Police-Fire Consolidation Resurfaces


The Editor’s Opinion Page


One of the offshoots of Proposition 13 is a revival of interest (by city officials) in police-fire consolidation. This, despite the fact that consolidation has never really worked wherever it was given a fair trial—notably in Peoria, Ill., and Daytona Beach, Fla., where it was eventually dropped.

Under the consolidation concept, the duties of a policeman and a fire fighter are merged in whole or in part. Usually, the fire fighter (who would only be sitting around doing nothing anyway) rides a patrol car—complete with gun and handcuffs—and performs the functions of a policeman. Until a fire alarm comes in over his radio! Then he takes off to the Fire, complete with turnout gear and an assortment of first-aid fire appliances, while changing his role en route. Policemen (who would only be driving around in a patrol car doing nothing anyway) are subject to the same role changes.

Proponents of consolidation make the claim that consolidation can increase the efficiency of public safety functions while reducing the budget (actually reducing manpower). To which we say, “Bunk!” Fire fighters and policemen are the same in that they are service-oriented people. But there the resemblance ends. There is something in the mental makeup of a fire fighter that makes him not want to be a policeman. The same holds true for a policeman not wanting to be a fire fighter. Proof of this can be found in our larger cities where policemen and fire fighters regularly swap badges.

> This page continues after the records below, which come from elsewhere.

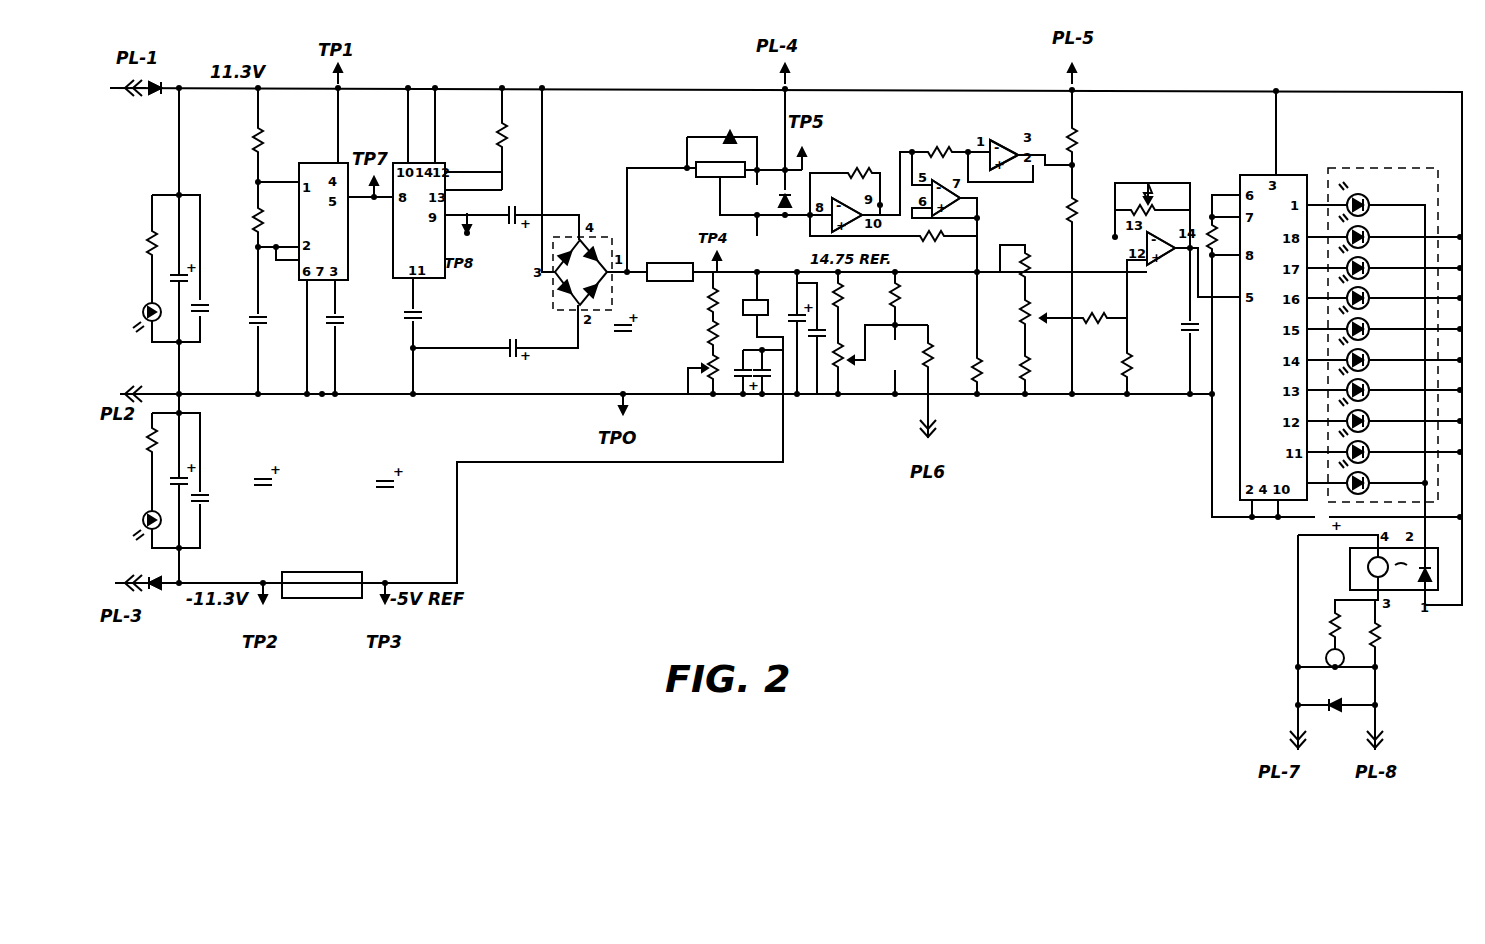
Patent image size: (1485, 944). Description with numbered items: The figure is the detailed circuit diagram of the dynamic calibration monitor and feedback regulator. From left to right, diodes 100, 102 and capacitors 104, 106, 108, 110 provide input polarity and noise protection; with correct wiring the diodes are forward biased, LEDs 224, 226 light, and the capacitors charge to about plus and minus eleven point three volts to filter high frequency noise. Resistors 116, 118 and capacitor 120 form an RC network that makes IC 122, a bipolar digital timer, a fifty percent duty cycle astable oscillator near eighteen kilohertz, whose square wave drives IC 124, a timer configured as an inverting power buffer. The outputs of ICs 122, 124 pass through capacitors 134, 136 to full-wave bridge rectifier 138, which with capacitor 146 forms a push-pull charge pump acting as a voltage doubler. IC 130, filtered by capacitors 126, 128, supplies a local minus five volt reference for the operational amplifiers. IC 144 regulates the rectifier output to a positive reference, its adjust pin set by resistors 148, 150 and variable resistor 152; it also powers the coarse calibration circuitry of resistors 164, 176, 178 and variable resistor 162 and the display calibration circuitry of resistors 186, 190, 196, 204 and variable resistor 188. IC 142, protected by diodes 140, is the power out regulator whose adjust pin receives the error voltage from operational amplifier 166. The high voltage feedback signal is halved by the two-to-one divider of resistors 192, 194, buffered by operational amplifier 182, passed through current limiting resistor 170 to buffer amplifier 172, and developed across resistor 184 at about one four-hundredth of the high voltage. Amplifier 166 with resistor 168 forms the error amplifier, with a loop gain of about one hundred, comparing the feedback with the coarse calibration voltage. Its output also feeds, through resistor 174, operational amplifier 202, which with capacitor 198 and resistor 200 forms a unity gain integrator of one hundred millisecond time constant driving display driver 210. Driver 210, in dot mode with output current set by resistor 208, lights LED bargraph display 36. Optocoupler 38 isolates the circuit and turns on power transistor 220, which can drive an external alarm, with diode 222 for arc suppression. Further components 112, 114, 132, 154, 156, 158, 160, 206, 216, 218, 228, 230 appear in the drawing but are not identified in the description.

The light emitting diode bargraph display 36 is at (1374, 164).
The optocoupler 38 is at (1355, 572).
The diode 100 is at (152, 100).
The diode 102 is at (160, 590).
The capacitor 104 is at (168, 278).
The capacitor 106 is at (168, 478).
The capacitor 108 is at (226, 298).
The capacitor 110 is at (212, 500).
The resistor 112 is at (148, 240).
The resistor 114 is at (148, 438).
The resistor 116 is at (253, 142).
The resistor 118 is at (253, 222).
The capacitor 120 is at (270, 318).
The integrated circuit 122 is at (304, 282).
The integrated circuit 124 is at (420, 284).
The capacitor 126 is at (254, 492).
The capacitor 128 is at (396, 484).
The integrated circuit 130 is at (330, 600).
The resistor 132 is at (498, 138).
The capacitor 134 is at (508, 228).
The capacitor 136 is at (504, 356).
The full-wave rectifier 138 is at (555, 312).
The diodes 140 is at (730, 132).
The integrated circuit 142 is at (696, 186).
The integrated circuit 144 is at (682, 258).
The capacitor 146 is at (610, 330).
The resistor 148 is at (709, 296).
The resistor 150 is at (706, 330).
The variable resistor 152 is at (686, 357).
The capacitor 154 is at (730, 400).
The thermistor 156 is at (770, 398).
The lead 158 is at (782, 314).
The capacitor 160 is at (790, 340).
The variable resistor 162 is at (824, 352).
The resistor 164 is at (844, 298).
The operational amplifier 166 is at (868, 156).
The resistor 168 is at (850, 170).
The current limiting resistor 170 is at (938, 148).
The operational amplifier 172 is at (961, 216).
The resistor 174 is at (926, 240).
The resistor 176 is at (900, 300).
The resistor 178 is at (890, 400).
The operational amplifier 182 is at (1002, 135).
The resistor 184 is at (968, 364).
The resistor 186 is at (1038, 262).
The variable resistor 188 is at (1024, 316).
The resistor 190 is at (1020, 386).
The resistor 192 is at (1080, 144).
The resistor 194 is at (1066, 212).
The resistor 196 is at (1092, 320).
The capacitor 198 is at (1148, 178).
The resistor 200 is at (1116, 206).
The operational amplifier 202 is at (1138, 268).
The resistor 204 is at (1134, 372).
The capacitor 206 is at (1178, 330).
The resistor 208 is at (1205, 230).
The display driver 210 is at (1230, 448).
The resistor 216 is at (1328, 618).
The resistor 218 is at (1382, 630).
The power transistor 220 is at (1328, 662).
The diode 222 is at (1335, 712).
The light emitting diode 224 is at (158, 340).
The light emitting diode 226 is at (158, 548).
The capacitor 228 is at (348, 318).
The capacitor 230 is at (424, 315).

So, in our opinion, the merging of police and fire forces can only bring on a reduction in morale with a consequent reduction in efficiency.

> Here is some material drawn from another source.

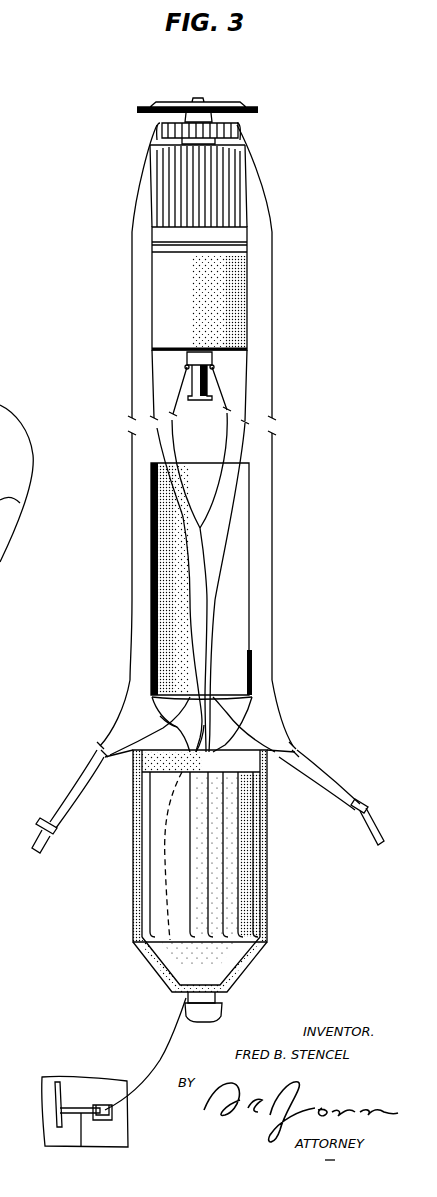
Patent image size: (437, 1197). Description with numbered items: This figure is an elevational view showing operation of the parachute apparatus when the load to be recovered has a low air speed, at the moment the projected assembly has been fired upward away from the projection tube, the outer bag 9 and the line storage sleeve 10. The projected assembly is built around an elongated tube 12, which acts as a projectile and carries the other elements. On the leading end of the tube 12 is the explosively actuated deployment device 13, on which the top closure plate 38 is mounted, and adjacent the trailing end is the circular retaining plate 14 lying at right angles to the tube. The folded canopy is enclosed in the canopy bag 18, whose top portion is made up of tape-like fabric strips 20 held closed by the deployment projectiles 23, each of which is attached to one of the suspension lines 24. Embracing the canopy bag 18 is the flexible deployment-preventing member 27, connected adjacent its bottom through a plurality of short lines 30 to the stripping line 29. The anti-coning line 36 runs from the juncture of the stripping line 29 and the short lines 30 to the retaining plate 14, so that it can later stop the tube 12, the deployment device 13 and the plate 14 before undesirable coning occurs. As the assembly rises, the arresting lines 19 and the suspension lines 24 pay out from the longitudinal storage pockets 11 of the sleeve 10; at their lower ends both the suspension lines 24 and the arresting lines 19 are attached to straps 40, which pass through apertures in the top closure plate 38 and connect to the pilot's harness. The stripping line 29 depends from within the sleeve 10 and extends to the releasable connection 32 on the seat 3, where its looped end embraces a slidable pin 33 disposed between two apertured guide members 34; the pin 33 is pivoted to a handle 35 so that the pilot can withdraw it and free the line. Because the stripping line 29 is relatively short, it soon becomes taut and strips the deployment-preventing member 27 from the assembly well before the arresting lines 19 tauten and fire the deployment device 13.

On the practical side, one city found that consolidation resulted in the loss of the team-fire company concept, reduced the level of fire fighting expertise, eliminated fire prevention and pre-fire planning activities, increased equipment and personnel downtime, increased disability and retirement costs, and decreased morale. Not so surprisingly, this city found that consolidation increased rather than decreased costs. And after five years the city fathers decided to deconsolidate with fire fighters transferred back to the fire stations where they belong.

So, lets remember that a “policeman’s lot is not a happy one,” and neither is a fireman’s, especially when both are subject to consolidation. Putting them together doesn’t seem to save much money either.